My Last Duchess by Eloisa James

November 20, 2020
Would you say yes?
Pondering. Have you ever really, and I mean really, thought about marrying a stranger? I have become so accustomed to a happy ending in romance novels, that sometimes I forget that in a lot of these books, the romantic couple are virtual strangers. Let me put this another way. What would you do if you were sitting in your car/truck/carriage, minding your own business, when a complete stranger jumps in? He then announces that his intentions are honorable. Okkkaaaay. As of today, I would probably spray mace in his face, scream, give him a swift kick, and run. Why am I saying this? Well, my little Petunia’s, it dawned on me while reading this book, that my beloved romance novels sometime require me to overlook reality. But, sometimes it’s all about taking a break from reality. Remember what Dumbledore said, “Happiness can be found, even in the darkest of times, if one only remembers to turn on the light.” I don’t think that quote has anything to do with the romance genre, but if you are in the mood for a little light, relaxing book, then My Last Duchess is for you. And, it’s a short story, so it’s just a few hours of your time.

My Last Duchess is Eloisa James’ prequel to the Wilde series. Yes, this is the story of Hugo, the Duke of Lindow, and Lady Ophelia Astley. You remember Hugo, don’t you? He’s the guy with eight children. A show of hands please! Who out there would react the same way? A stranger hops into your carriage because he wants to marry you…and he has eight kids!!! OMG! Feet, don’t fail me now! Watch as I run in the other direction.  This is one of those times I had absolutely no problems with the heroine turning down a proposal.

Anyway, Hugo has recently received his divorce papers. He’s sort of moping around the house, feeling sorry for himself. Then his sister shows up and drags him into the world. She forces him to see that the youngest of his eight children need a mother. So, he is off to once again marry. Soon he’s hanging out in a ballroom. Then he spots “the-one-who-is-meant-to-be” from across the room. Evidently, love at first sight is a Wilde family tradition. He instantly maneuvers through the crowd; wanting to meet the woman who has captured his eyes. But alas, she has vanished. He gives chase. And, it turns out to be a very delightful chase.

Ophelia is comfortable. She’s happy with her life. She had a contented marriage, now she’s a widow. Her husband was a nice man, and he left her well-endowed. Ophelia also has a young daughter. This child is the center of Ophelia’s life. She finds everything about her child amazing. Ophelia is pretty pleased with her life. You might call her one happy camper. She is definitely not looking for anything else. Then, at the ball, the hairs on the back of her neck start to stand up. She looks across the room, and finds a very handsome man staring at her. There are sparks behind that intense stare, and she wants nothing to do with them. She quickly flees the party. But she hadn’t planned on the snow storm outside, nor her carriage being stuck in a traffic jam. She also had no idea the intense man would turn out to be Sherlock Holmes. Well, he’s not really Sherlock Holmes. Hugo, it seems, has some of Sherlock’s abilities. He is able to deduce which carriage is hers based on his observations from the ballroom. I loved the carriage scene, and the one night stand which follows. Then he proposes. Then she turns him down.

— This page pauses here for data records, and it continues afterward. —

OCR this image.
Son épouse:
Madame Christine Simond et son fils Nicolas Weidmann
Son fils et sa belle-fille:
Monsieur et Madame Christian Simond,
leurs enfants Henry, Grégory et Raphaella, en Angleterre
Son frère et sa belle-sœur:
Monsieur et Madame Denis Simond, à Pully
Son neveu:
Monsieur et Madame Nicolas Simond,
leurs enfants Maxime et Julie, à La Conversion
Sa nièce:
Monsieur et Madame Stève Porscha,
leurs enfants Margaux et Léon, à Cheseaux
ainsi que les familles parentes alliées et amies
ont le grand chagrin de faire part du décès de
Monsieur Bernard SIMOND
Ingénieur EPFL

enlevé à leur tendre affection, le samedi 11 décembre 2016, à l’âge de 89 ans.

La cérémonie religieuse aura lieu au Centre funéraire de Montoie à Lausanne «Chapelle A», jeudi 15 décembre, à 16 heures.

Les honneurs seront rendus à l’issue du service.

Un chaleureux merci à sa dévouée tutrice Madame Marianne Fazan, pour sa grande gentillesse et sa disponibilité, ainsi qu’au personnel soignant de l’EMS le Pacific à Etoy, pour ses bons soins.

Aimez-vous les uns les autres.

This was a fun romance, and Ophelia and Hugo were a great couple. Were there a few hiccups? Yes, there were some things I could have done without. After Hugo’s proposal is turned down, he decides to court another woman, an older woman. This woman was rather rude, and why Hugo thought she would make a good mother was beyond me. She disliked children immensely, and I felt Hugo should have been more aware of that from the beginning. I mean, if he’s bright enough to find the correct carriage, he should be smart enough to spot a cold, dispassionate female. Even though I wasn’t fond of this female character, I also wasn’t fond of the “funny” bullying which was used to get rid of her. I thought either Hugo should have told her it wouldn’t work, or she should never have been part of the book in the first place.

There was one more thing which threw me out of the story, and I argued with myself about whether I should even mention it. The slang term “that’s cracked” was used at one point in this story. When I read it I stopped, and retraced my steps. While I pondered whether someone from Georgian times would use that slang, I decided to move on. I did spend some time trying to find references to that term. Who knows, since Ms. James teaches Shakespeare maybe it is legitimate. I just wish authors would tread lightly on using slang/expressions.

Overall, except for a few minor gripes, I enjoyed this book. I thought it was a wonderful love story. Both Ophelia and Hugo were great characters. I had no problems with Ophelia taking her time deciding on whether she should marry Hugo. Regardless of how handsome, and wealthy Hugo was, there were a number of obstacles which would trouble any woman/person. But in the end, Hugo was just too much of a great hero for any smart woman to resist. I do recommend this book, and for a short time you will find yourself in a happy place. Pour yourself a cup of hot chocolate, butter some homemade muffins, wrap yourself in a fuzzy blanket, and enjoy.